Since after the RPC server rebuilds the runtime, VTARuntimeShutdown also disappears from the libvta.so, I added a similar fix to \3rdparty\vta-hw\config\pkg_config.py:

Please tell me if the things I found are really errors in the VTA.cmake and pkg_config.py?
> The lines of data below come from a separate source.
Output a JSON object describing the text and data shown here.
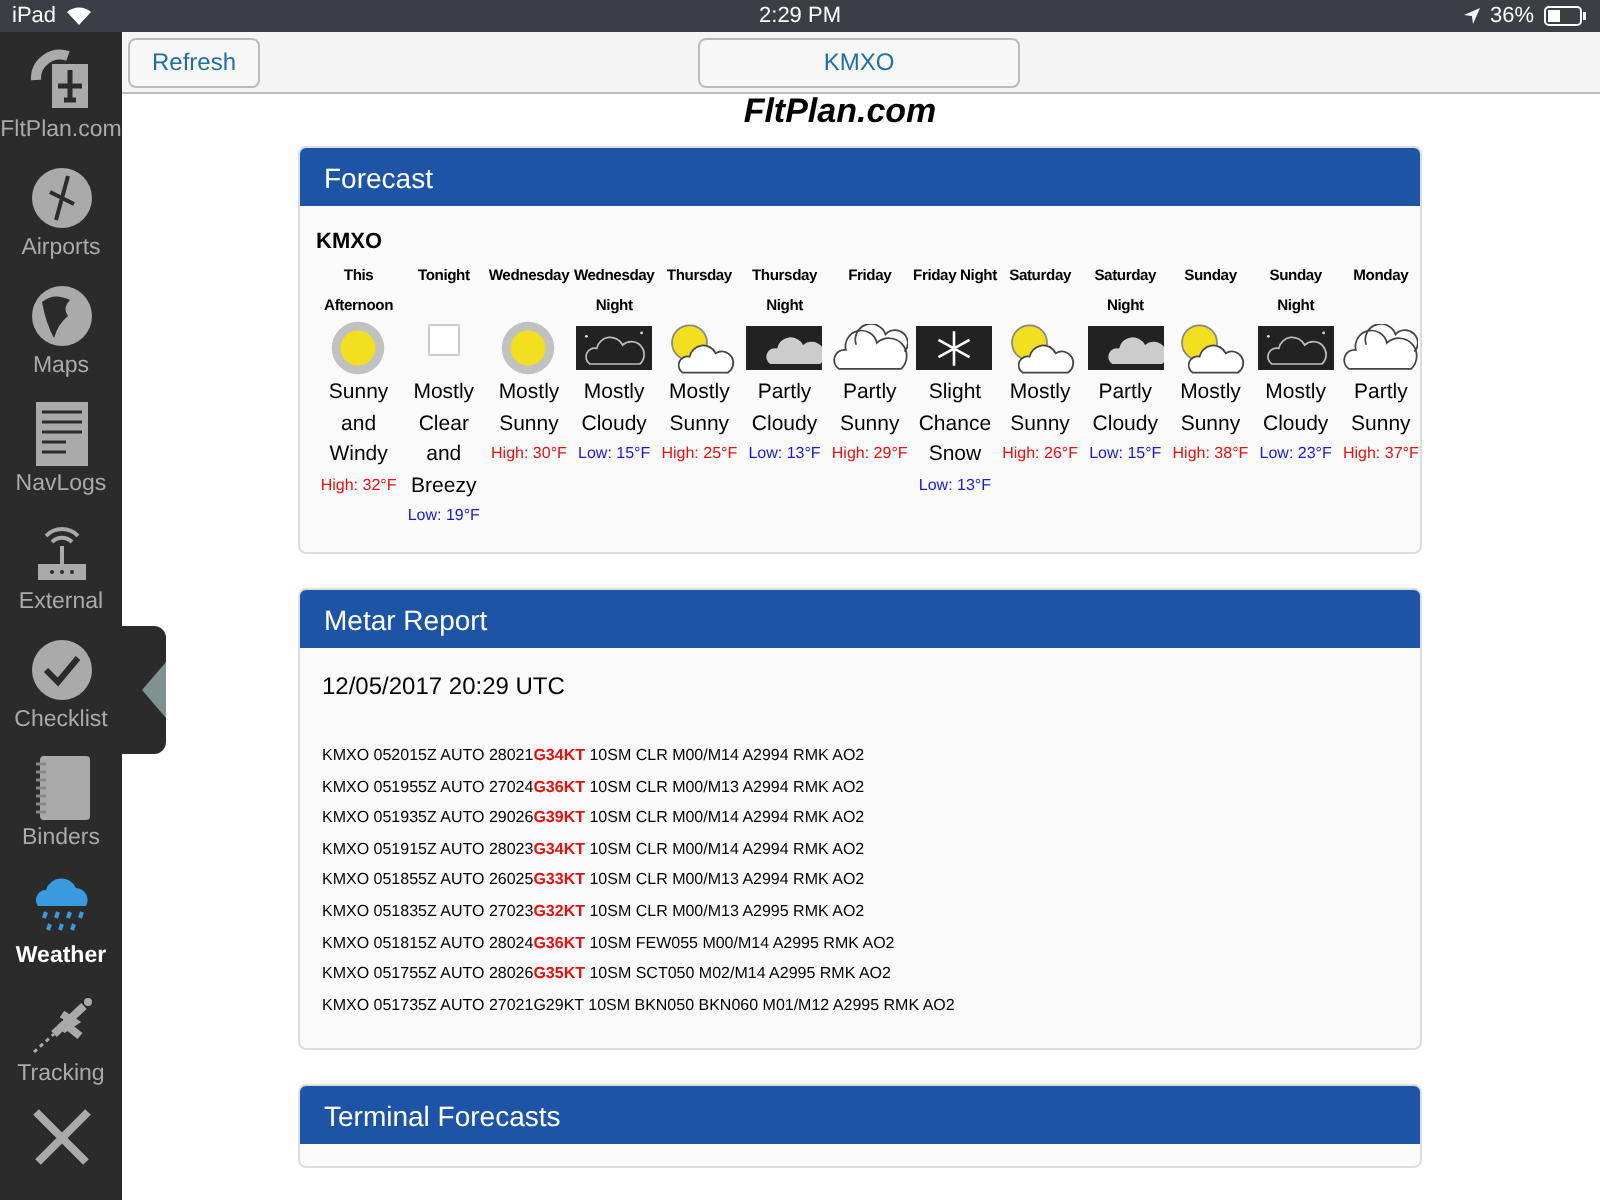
{
  "status_bar": {
    "device": "iPad",
    "time": "2:29 PM",
    "battery": "36%"
  },
  "sidebar": {
    "items": [
      {
        "label": "FltPlan.com",
        "selected": false
      },
      {
        "label": "Airports",
        "selected": false
      },
      {
        "label": "Maps",
        "selected": false
      },
      {
        "label": "NavLogs",
        "selected": false
      },
      {
        "label": "External",
        "selected": false
      },
      {
        "label": "Checklist",
        "selected": false
      },
      {
        "label": "Binders",
        "selected": false
      },
      {
        "label": "Weather",
        "selected": true
      },
      {
        "label": "Tracking",
        "selected": false
      }
    ]
  },
  "toolbar": {
    "refresh": "Refresh",
    "station": "KMXO"
  },
  "logo": "FltPlan.com",
  "forecast": {
    "title": "Forecast",
    "station": "KMXO",
    "periods": [
      {
        "name": "This Afternoon",
        "kind": "sun",
        "desc": "Sunny and Windy",
        "temp": {
          "text": "High: 32°F",
          "color": "#e8100e"
        }
      },
      {
        "name": "Tonight",
        "kind": "blank",
        "desc": "Mostly Clear and Breezy",
        "temp": {
          "text": "Low: 19°F",
          "color": "#1717e0"
        }
      },
      {
        "name": "Wednesday",
        "kind": "sun",
        "desc": "Mostly Sunny",
        "temp": {
          "text": "High: 30°F",
          "color": "#e8100e"
        }
      },
      {
        "name": "Wednesday Night",
        "kind": "nightcloud",
        "desc": "Mostly Cloudy",
        "temp": {
          "text": "Low: 15°F",
          "color": "#1717e0"
        }
      },
      {
        "name": "Thursday",
        "kind": "suncloud",
        "desc": "Mostly Sunny",
        "temp": {
          "text": "High: 25°F",
          "color": "#e8100e"
        }
      },
      {
        "name": "Thursday Night",
        "kind": "mooncloud",
        "desc": "Partly Cloudy",
        "temp": {
          "text": "Low: 13°F",
          "color": "#1717e0"
        }
      },
      {
        "name": "Friday",
        "kind": "clouds",
        "desc": "Partly Sunny",
        "temp": {
          "text": "High: 29°F",
          "color": "#e8100e"
        }
      },
      {
        "name": "Friday Night",
        "kind": "snow",
        "desc": "Slight Chance Snow",
        "temp": {
          "text": "Low: 13°F",
          "color": "#1717e0"
        }
      },
      {
        "name": "Saturday",
        "kind": "suncloud",
        "desc": "Mostly Sunny",
        "temp": {
          "text": "High: 26°F",
          "color": "#e8100e"
        }
      },
      {
        "name": "Saturday Night",
        "kind": "mooncloud",
        "desc": "Partly Cloudy",
        "temp": {
          "text": "Low: 15°F",
          "color": "#1717e0"
        }
      },
      {
        "name": "Sunday",
        "kind": "suncloud",
        "desc": "Mostly Sunny",
        "temp": {
          "text": "High: 38°F",
          "color": "#e8100e"
        }
      },
      {
        "name": "Sunday Night",
        "kind": "nightcloud",
        "desc": "Mostly Cloudy",
        "temp": {
          "text": "Low: 23°F",
          "color": "#1717e0"
        }
      },
      {
        "name": "Monday",
        "kind": "clouds",
        "desc": "Partly Sunny",
        "temp": {
          "text": "High: 37°F",
          "color": "#e8100e"
        }
      }
    ]
  },
  "metar": {
    "title": "Metar Report",
    "time": "12/05/2017 20:29 UTC",
    "lines": [
      "KMXO 052015Z AUTO 28021**G34KT** 10SM CLR M00/M14 A2994 RMK AO2",
      "KMXO 051955Z AUTO 27024**G36KT** 10SM CLR M00/M13 A2994 RMK AO2",
      "KMXO 051935Z AUTO 29026**G39KT** 10SM CLR M00/M14 A2994 RMK AO2",
      "KMXO 051915Z AUTO 28023**G34KT** 10SM CLR M00/M14 A2994 RMK AO2",
      "KMXO 051855Z AUTO 26025**G33KT** 10SM CLR M00/M13 A2994 RMK AO2",
      "KMXO 051835Z AUTO 27023**G32KT** 10SM CLR M00/M13 A2995 RMK AO2",
      "KMXO 051815Z AUTO 28024**G36KT** 10SM FEW055 M00/M14 A2995 RMK AO2",
      "KMXO 051755Z AUTO 28026**G35KT** 10SM SCT050 M02/M14 A2995 RMK AO2",
      "KMXO 051735Z AUTO 27021G29KT 10SM BKN050 BKN060 M01/M12 A2995 RMK AO2"
    ]
  },
  "terminal": {
    "title": "Terminal Forecasts"
  }
}
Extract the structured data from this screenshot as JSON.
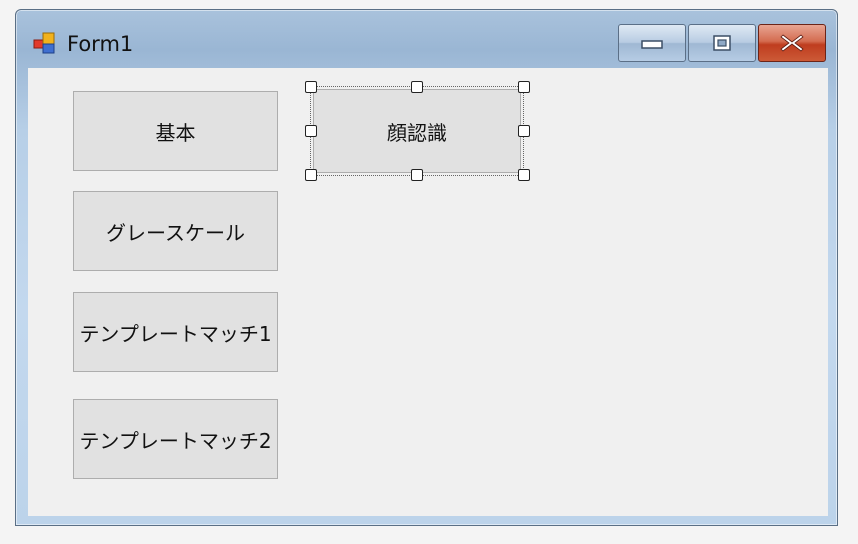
{
  "window": {
    "title": "Form1",
    "controls": {
      "minimize_icon": "minimize-icon",
      "maximize_icon": "maximize-icon",
      "close_icon": "close-icon"
    }
  },
  "form": {
    "buttons": [
      {
        "label": "基本"
      },
      {
        "label": "グレースケール"
      },
      {
        "label": "テンプレートマッチ1"
      },
      {
        "label": "テンプレートマッチ2"
      },
      {
        "label": "顔認識",
        "selected": true
      }
    ]
  },
  "colors": {
    "close_button": "#c9472a",
    "client_background": "#f0f0f0",
    "button_face": "#e1e1e1"
  }
}
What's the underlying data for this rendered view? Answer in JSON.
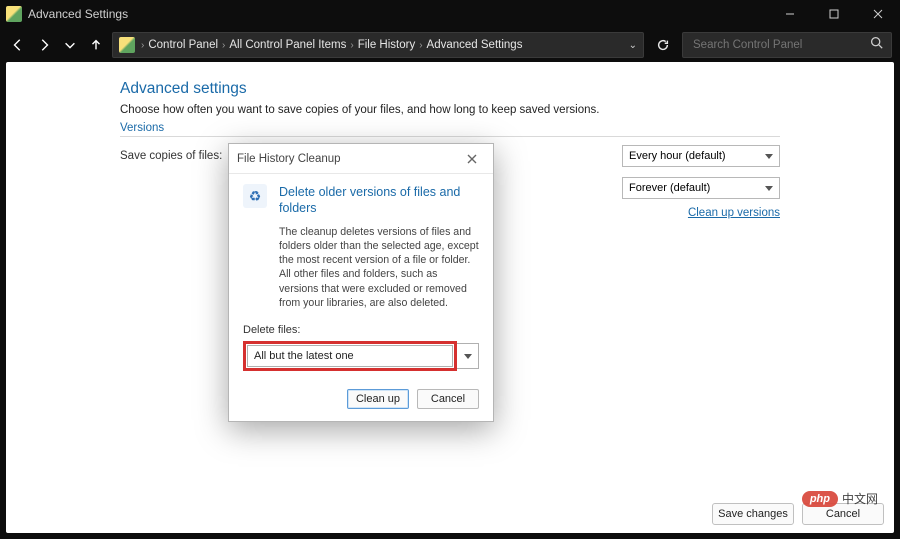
{
  "titlebar": {
    "title": "Advanced Settings"
  },
  "breadcrumb": {
    "items": [
      "Control Panel",
      "All Control Panel Items",
      "File History",
      "Advanced Settings"
    ]
  },
  "search": {
    "placeholder": "Search Control Panel"
  },
  "page": {
    "heading": "Advanced settings",
    "subtitle": "Choose how often you want to save copies of your files, and how long to keep saved versions.",
    "section_label": "Versions",
    "row1_label": "Save copies of files:",
    "row1_value": "Every hour (default)",
    "row2_label": "",
    "row2_value": "Forever (default)",
    "cleanup_link": "Clean up versions"
  },
  "dialog": {
    "title": "File History Cleanup",
    "heading": "Delete older versions of files and folders",
    "desc": "The cleanup deletes versions of files and folders older than the selected age, except the most recent version of a file or folder. All other files and folders, such as versions that were excluded or removed from your libraries, are also deleted.",
    "delete_label": "Delete files:",
    "delete_value": "All but the latest one",
    "cleanup_btn": "Clean up",
    "cancel_btn": "Cancel"
  },
  "footer": {
    "save": "Save changes",
    "cancel": "Cancel"
  },
  "watermark": {
    "badge": "php",
    "text": "中文网"
  }
}
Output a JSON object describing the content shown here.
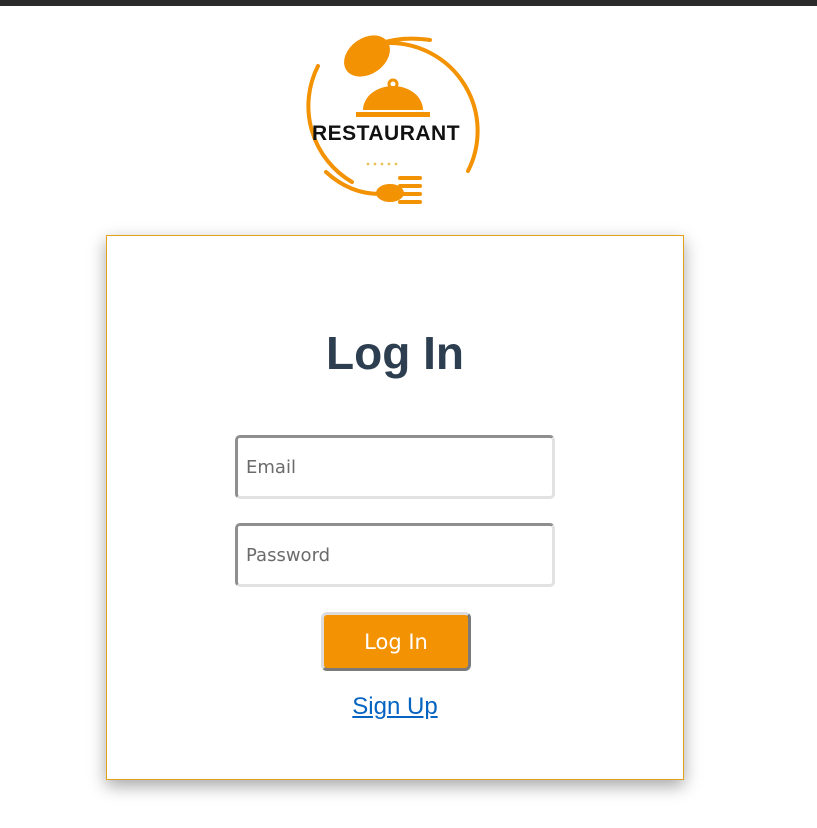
{
  "logo": {
    "text": "RESTAURANT",
    "accent_color": "#f39203"
  },
  "login": {
    "title": "Log In",
    "email_placeholder": "Email",
    "password_placeholder": "Password",
    "button_label": "Log In",
    "signup_label": "Sign Up"
  },
  "colors": {
    "button": "#f39203",
    "card_border": "#e0a21a",
    "title": "#2c3e50",
    "link": "#0563c1"
  }
}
The fact is that now various tests fail with the same error. I doubt that the reason is in the how libvta was builded, but I still want to make sure.

(~$ python3 /home/arinan/tvm_main_1792837/vta/tutorials/test_program_rpc.py is successful, bitstream is successfully downloaded to FPGA)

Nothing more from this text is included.